Text data normalization

To process Czech and Slovak text for the purpose of extracting entities while also needing to normalize the text through stemming and lemmatization, you can follow a structured methodology that involves several steps. Here’s a recommended approach:

1. Text Preprocessing

  • Language Detection: If your dataset contains a mix of Czech and Slovak texts, start by detecting the language of each document to apply language-specific processing accurately.
  • Cleaning: Remove unnecessary elements such as HTML tags, URLs, emojis, and punctuation. For languages like Czech and Slovak, it's crucial to handle diacritics correctly since they can change the meaning of words.
  • Normalization: Convert your text to a uniform case (usually lowercase) to ensure consistency during processing.

2. Tokenization

Split the text into sentences and then into words (tokens). Given the complexity of Czech and Slovak grammar, use a tokenizer that understands the language structure well.

3. Part-of-Speech Tagging

Tag each word with its part of speech (noun, verb, adjective, etc.). This step is essential for effective lemmatization since the root form of a word often depends on its part of speech.

4. Lemmatization and Stemming

  • Lemmatization: Convert words to their base (dictionary) form. For Czech and Slovak, use a lemmatizer that understands the morphological rules of the language. Lemmatization is generally preferred over stemming for tasks requiring a high level of accuracy, such as entity extraction, because it preserves the semantic meaning of the word.
  • Stemming (optional): Reduce words to their stem or root form by cutting off the end of the word. Stemming is more aggressive than lemmatization and might not always produce linguistically correct outputs. However, it can be useful in reducing word variations and improving the performance of some text processing tasks.

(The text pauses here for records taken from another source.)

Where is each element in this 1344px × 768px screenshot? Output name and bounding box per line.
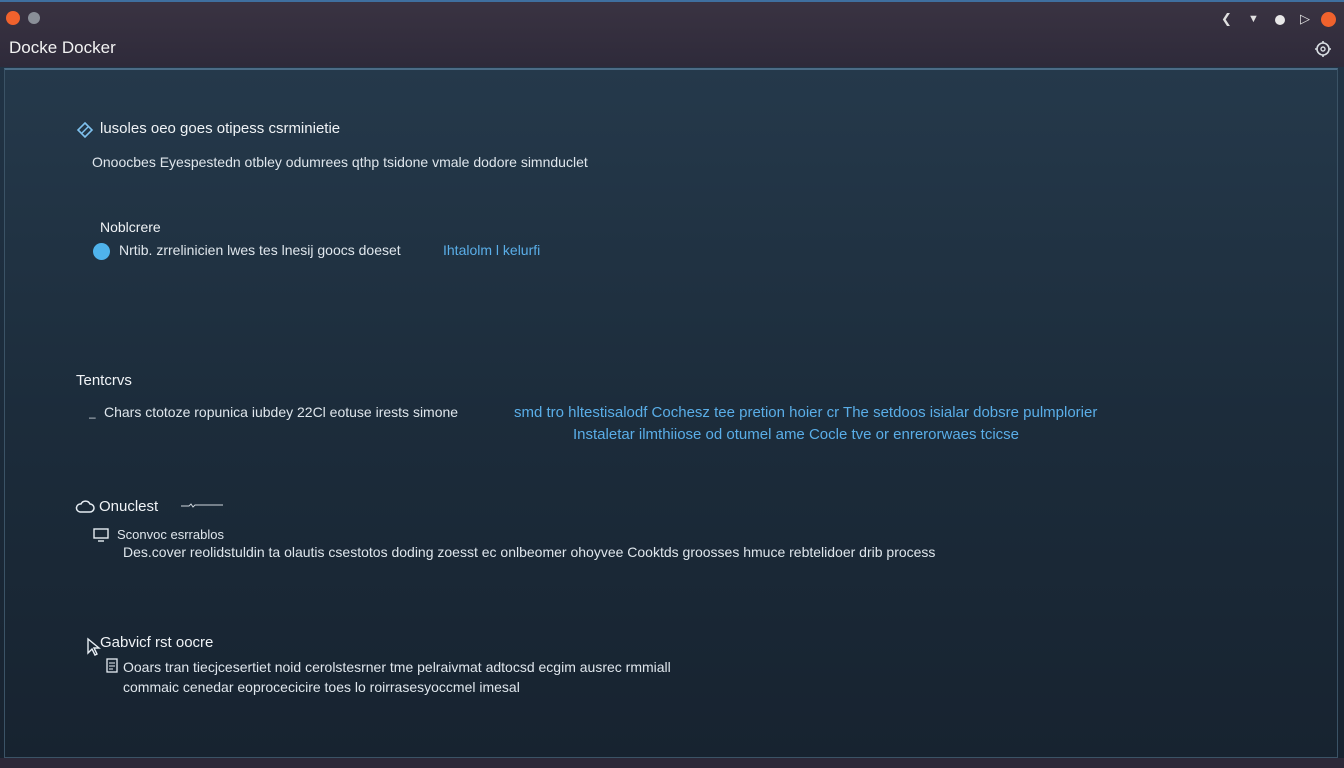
app-window: Docke Docker ❮ ▼ ▷ lusoles oeo goes otip…	[0, 0, 1344, 768]
chevron-down-icon[interactable]: ▼	[1248, 12, 1259, 26]
bottom-border	[0, 758, 1344, 768]
tenters-heading: Tentcrvs	[76, 372, 132, 389]
intro-heading: lusoles oeo goes otipess csrminietie	[100, 120, 341, 137]
note-item-link[interactable]: Ihtalolm l kelurfi	[443, 242, 540, 258]
ondclest-subitem-text: Des.cover reolidstuldin ta olautis csest…	[123, 544, 936, 560]
monitor-icon	[93, 528, 109, 547]
bullet-dash-icon: –	[89, 410, 96, 424]
document-icon	[106, 658, 118, 678]
ondclest-heading: Onuclest	[99, 498, 159, 515]
tenters-item-link-line1[interactable]: smd tro hltestisalodf Cochesz tee pretio…	[514, 404, 1097, 421]
tenters-item-text: Chars ctotoze ropunica iubdey 22Cl eotus…	[104, 404, 459, 420]
gabvict-heading: Gabvicf rst oocre	[100, 634, 214, 651]
gabvict-line2: commaic cenedar eoprocecicire toes lo ro…	[123, 679, 520, 695]
cloud-icon	[75, 499, 95, 520]
tenters-item-link-line2[interactable]: Instaletar ilmthiiose od otumel ame Cocl…	[573, 426, 1019, 443]
diamond-icon	[76, 121, 94, 144]
minimize-window-button[interactable]	[28, 12, 40, 24]
window-title: Docke Docker	[9, 38, 116, 57]
intro-description: Onoocbes Eyespestedn otbley odumrees qth…	[92, 154, 588, 170]
play-icon[interactable]: ▷	[1300, 12, 1310, 26]
close-window-button[interactable]	[6, 11, 20, 25]
gabvict-line1: Ooars tran tiecjcesertiet noid cerolstes…	[123, 659, 671, 675]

5. Named Entity Recognition (NER)

Now that the text is preprocessed and normalized, use a Named Entity Recognition model trained on Czech and Slovak languages to identify and extract entities such as names of people, places, organizations, etc.

6. Post-processing

After extracting entities, you might want to further refine the results by removing duplicates, resolving entity references, or aggregating similar entities.

Tools and Libraries

  • For Preprocessing, Tokenization, and POS Tagging: Libraries such as NLTK, SpaCy, or Stanza offer tools for text preprocessing, tokenization, and part-of-speech tagging. Stanza, in particular, has support for many languages, including Czech and Slovak.
  • For Lemmatization: Use language-specific lemmatizers. The Czech National Corpus provides tools for Czech, and there are similar resources for Slovak.
  • For NER: Look for models specifically trained on Czech or Slovak languages. SpaCy and Stanza might offer pre-trained models for these languages. If not, you may need to train your model using annotated datasets in Czech or Slovak.

Best Practices

  • Evaluate Tools: Test different libraries and tools to see which ones perform best on your specific dataset.
  • Continuous Evaluation: Regularly evaluate the performance of your entity extraction pipeline and refine it based on feedback and new data.
  • Custom Training: Consider training your models on a domain-specific corpus if off-the-shelf models do not meet your accuracy needs.

This methodology combines linguistic processing with machine learning to achieve accurate entity extraction from Czech and Slovak texts. It's adaptable depending on the specific requirements of your project and the available resources.